M2HB is correct. You don't know what you actually have until a survey is completed. Also, timber companies generally won't bid on small tracts because it is so expensive to move equipment to the job site. It's like moving a circus. It has been my experience that they prefer to move from job site to job site rather than transporting equipment back to the yard and then to the next job site.

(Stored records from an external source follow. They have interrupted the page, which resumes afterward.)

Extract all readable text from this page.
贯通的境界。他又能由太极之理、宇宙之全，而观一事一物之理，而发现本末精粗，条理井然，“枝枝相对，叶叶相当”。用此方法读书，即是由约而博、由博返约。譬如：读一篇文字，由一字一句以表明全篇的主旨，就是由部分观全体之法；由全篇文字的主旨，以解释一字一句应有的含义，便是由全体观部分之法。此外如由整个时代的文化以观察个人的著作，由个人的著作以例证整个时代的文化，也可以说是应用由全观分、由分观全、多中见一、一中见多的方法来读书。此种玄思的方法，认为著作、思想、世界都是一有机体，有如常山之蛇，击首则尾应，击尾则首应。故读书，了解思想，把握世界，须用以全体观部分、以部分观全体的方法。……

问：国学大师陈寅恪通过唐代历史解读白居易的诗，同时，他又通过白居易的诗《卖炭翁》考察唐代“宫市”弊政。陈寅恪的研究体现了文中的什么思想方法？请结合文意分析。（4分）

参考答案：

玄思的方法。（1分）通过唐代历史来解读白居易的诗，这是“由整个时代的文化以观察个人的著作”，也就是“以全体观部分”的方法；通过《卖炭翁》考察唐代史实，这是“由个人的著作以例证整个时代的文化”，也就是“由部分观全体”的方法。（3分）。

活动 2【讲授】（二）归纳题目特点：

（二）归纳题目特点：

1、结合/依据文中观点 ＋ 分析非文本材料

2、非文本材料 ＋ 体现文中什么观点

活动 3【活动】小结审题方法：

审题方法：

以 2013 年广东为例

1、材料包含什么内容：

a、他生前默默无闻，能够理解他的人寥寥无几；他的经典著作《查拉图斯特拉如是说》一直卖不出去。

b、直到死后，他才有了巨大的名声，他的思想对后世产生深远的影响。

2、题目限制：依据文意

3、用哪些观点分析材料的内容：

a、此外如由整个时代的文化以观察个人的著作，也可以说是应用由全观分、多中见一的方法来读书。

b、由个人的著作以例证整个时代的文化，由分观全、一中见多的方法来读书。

In 2016 I bought a tract which had been clear cut some years prior and the owner never replanted but left it to grow wild. I paid to have a survey done and the property boundaries plainly marked, paid to have a heavy equipment operator cut a fire break around the entire property, paid to have almost the entire property sprayed with herbicide by a helicopter, paid to have a controlled burn conducted and paid to have somewhere between 31,00 or 32,00 pine seedlings planted. The planting was in February of 2018. Expensive but the results made the effort and expense worthwhile. The timber is growing amazingly fast and the food plots are productive each year. It's an investment.
Where I am going with this is pine is a crop to be managed and harvested. If I had a tract with hardwood trees such as oak and hickory, I wouldn't cut it but pine is different. That is why, in my opinion, clear cutting is common in South Carolina. The crop is being harvested.
I bought another tract in late 2022 and I just paid a survey company to return to the tract and clearly mark the property boundaries in preparation for a thinning. Not a clear cut but a thinning. I wouldn't sign a contract with a timber broker if the property was not properly surveyed and marked, since in South Carolina, the owner of the illegally timbered wood can get three times damages. Or he can sue you.
What frosts me are land owners that have timber cut and don't retain some of the earnings to properly replant.
My experience in timber tracts is limited to South Carolina and I don't have an idea what goes on in other states.
Maine Guy - Good luck. You are wise to have a quality survey completed.